The Levy, which was introduced in April, met with widespread criticism from recruitment and Umbrella Company trade associations, notably the Association of Recruitment Consultancies (ARC) and the Freelancer and Contractor Services Association (FCSA), for the disproportionate financial impact that it will have on intermediaries, whose “staff” payrolls are artificially high due to the large number of temporary workers and contracting professionals that they have on their books.

According to the September edition of Recruiter magazine, the Levy is costing recruiters and Umbrella Companies millions of pounds a year. All intermediaries with wage bills in excess of £3m annually are subject to the Levy at a rate of 0.5 per cent of that yearly amount, despite the fact that for most of them, the actual in-house staff wage bill is far, far less.

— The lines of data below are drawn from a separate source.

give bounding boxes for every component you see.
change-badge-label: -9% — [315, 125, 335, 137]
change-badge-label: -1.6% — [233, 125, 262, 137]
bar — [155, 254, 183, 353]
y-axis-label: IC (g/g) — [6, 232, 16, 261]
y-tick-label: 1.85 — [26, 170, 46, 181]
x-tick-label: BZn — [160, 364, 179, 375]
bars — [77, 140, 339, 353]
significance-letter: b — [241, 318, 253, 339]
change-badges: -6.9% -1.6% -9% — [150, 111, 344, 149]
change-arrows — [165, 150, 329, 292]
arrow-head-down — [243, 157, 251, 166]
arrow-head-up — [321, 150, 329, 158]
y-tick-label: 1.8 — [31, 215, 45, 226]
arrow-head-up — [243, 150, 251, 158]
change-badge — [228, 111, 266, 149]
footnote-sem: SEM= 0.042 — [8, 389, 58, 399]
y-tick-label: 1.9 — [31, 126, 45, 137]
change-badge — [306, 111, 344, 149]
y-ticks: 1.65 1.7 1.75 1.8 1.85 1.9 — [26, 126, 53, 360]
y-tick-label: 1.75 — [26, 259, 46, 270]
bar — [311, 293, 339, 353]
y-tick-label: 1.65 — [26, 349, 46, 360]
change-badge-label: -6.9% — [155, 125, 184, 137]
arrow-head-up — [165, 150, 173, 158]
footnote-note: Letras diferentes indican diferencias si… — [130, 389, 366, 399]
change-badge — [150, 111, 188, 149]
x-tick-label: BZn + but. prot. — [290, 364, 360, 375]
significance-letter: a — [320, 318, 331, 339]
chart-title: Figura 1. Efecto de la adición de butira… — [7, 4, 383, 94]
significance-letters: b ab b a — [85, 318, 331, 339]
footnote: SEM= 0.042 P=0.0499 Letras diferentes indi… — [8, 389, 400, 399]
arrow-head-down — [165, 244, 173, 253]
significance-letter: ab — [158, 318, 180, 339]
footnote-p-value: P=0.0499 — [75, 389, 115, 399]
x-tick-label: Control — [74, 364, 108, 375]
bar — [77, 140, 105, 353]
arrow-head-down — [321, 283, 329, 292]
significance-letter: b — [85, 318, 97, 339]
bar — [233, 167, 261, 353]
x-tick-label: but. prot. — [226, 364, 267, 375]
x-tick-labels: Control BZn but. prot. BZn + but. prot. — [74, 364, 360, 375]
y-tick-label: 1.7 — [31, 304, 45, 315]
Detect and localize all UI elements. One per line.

Not only are intermediaries being severely and unfairly hit by the Levy, but the temp workers and contractors engaged through them are also missing out on its benefits. The Levy, which is designed to finance apprenticeships of at least 12 months’ duration, wholly misses the needs of these workers for training and upskilling.

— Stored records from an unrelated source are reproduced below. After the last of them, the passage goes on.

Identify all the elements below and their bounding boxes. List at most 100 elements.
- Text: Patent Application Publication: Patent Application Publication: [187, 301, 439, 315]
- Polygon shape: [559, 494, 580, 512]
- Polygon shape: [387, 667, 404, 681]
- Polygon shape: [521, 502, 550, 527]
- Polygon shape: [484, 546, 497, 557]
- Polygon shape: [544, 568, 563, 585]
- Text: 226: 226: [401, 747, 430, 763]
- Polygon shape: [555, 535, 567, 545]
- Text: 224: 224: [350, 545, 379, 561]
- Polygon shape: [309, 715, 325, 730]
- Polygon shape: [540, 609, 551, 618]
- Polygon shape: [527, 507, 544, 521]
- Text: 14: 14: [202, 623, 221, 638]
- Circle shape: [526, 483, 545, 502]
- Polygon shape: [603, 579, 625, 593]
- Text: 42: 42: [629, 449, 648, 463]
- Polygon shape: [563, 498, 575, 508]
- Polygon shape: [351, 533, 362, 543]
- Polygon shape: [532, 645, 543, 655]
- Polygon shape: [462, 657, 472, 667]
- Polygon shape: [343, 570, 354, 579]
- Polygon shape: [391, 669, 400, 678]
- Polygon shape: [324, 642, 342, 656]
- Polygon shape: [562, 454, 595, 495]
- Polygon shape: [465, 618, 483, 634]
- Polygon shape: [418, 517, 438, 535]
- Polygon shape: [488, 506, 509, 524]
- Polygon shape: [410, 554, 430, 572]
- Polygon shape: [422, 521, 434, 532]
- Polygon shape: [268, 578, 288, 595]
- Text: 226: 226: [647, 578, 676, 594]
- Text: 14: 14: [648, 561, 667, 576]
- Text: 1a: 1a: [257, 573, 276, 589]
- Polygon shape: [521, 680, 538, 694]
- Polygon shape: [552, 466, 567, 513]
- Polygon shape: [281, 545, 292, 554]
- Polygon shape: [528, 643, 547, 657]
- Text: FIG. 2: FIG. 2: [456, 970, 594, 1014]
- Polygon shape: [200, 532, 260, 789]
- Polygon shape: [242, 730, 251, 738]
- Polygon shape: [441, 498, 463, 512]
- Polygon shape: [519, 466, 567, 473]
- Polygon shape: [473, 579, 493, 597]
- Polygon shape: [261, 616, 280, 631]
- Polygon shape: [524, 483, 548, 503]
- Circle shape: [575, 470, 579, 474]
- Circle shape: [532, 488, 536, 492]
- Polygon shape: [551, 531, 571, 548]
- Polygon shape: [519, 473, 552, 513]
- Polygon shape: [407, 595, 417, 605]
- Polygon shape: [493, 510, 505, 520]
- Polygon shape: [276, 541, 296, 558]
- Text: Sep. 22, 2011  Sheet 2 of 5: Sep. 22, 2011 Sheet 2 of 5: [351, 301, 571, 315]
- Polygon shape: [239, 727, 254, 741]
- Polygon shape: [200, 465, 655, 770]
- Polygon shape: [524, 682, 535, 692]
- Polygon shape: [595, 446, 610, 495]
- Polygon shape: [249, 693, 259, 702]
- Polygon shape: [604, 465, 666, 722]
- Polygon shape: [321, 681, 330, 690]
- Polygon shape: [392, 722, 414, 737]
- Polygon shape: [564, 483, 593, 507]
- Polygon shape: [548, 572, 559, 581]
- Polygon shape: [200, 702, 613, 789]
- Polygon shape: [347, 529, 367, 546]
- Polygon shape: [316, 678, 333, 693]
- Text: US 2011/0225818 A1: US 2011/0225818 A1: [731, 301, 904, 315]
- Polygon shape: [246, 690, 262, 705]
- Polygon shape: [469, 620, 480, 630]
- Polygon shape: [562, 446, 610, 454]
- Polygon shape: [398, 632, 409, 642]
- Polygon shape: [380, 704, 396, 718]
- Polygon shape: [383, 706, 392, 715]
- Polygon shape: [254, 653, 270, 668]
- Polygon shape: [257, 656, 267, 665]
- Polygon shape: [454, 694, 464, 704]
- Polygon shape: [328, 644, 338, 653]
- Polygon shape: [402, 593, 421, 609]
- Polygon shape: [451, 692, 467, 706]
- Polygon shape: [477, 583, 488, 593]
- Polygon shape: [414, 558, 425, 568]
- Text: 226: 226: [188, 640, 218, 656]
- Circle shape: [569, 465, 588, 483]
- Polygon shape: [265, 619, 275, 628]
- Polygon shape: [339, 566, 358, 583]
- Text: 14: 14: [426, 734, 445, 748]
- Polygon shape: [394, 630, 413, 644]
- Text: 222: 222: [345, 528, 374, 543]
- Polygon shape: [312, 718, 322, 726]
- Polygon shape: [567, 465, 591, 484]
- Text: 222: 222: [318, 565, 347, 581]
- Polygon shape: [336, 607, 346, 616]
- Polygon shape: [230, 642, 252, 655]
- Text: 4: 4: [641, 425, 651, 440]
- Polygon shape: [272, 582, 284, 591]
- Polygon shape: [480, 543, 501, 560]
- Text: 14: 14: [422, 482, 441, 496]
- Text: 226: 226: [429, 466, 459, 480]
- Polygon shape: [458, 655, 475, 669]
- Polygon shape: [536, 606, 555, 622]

Hopes had been rising that the Government would reconsider the effects of the Levy on intermediaries. ARC Chairman Adrian Marlowe recently informed Recruiter that he’d received indications from Government officials at the start of the year that a review was likely to take place this autumn. The ARC has been doggedly campaigning for the Levy to be made more sector worker- and temp worker-“friendly.”

Despite this, the battle for fairness appears far from over. The Recruitment and Employment Confederation’s Director of Policy and Professional Services, Tom Hadley, told Recruiter that efforts to change the Government’s stance will persist. There is, he said, growing recognition that people who work in “non-traditional” ways also have training needs that require attention.

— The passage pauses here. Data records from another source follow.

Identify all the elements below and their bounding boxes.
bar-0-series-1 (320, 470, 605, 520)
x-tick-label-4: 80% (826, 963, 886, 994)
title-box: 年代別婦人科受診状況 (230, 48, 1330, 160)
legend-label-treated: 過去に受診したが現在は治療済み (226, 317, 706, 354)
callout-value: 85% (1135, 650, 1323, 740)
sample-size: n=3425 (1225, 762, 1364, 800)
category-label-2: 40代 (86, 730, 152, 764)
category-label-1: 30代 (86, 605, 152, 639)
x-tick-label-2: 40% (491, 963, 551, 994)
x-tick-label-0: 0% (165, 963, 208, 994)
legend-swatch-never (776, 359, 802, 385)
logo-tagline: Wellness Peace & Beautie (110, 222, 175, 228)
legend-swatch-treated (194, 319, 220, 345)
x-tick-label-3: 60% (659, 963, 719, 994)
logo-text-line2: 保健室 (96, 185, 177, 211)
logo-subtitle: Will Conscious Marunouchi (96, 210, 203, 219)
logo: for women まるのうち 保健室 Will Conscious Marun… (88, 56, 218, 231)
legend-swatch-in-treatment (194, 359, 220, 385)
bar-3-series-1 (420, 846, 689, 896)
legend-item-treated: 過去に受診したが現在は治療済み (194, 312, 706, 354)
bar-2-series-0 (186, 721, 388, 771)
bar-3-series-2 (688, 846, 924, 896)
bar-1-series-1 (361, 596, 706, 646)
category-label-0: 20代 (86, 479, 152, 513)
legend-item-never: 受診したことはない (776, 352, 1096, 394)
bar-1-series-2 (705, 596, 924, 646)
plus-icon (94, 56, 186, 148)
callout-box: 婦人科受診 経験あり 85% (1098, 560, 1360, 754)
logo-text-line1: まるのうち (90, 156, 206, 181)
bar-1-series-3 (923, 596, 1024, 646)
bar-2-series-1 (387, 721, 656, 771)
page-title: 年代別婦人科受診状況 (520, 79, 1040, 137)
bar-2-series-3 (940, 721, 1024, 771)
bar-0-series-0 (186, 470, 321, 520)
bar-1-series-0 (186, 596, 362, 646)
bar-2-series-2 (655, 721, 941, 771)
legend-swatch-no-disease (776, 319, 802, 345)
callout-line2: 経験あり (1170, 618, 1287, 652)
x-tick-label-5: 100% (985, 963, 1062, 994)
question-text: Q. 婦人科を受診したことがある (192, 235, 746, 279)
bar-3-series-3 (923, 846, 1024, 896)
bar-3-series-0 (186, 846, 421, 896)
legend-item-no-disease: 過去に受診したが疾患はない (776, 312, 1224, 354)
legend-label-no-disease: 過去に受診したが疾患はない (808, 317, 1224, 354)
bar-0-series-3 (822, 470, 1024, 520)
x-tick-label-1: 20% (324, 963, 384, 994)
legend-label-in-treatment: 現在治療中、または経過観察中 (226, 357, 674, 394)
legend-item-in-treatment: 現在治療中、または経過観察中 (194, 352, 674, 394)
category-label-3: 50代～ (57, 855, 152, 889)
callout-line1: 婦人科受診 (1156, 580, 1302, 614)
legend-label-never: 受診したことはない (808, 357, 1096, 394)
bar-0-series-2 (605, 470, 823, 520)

Meanwhile, the ARC’s Communications Director, John Randall, told Recruiter that his organisation is “disappointed” that the Government has apparently failed to recognise the value of the flexible workforce at this stage. Current policy clearly locks these workers out from access to upskilling and training.

He went on to say: “The UK needs a skilled and flexible workforce, yet one area of the workforce is being denied access to the Apprenticeship Levy and the skills they need, something that will be even more important post-Brexit.”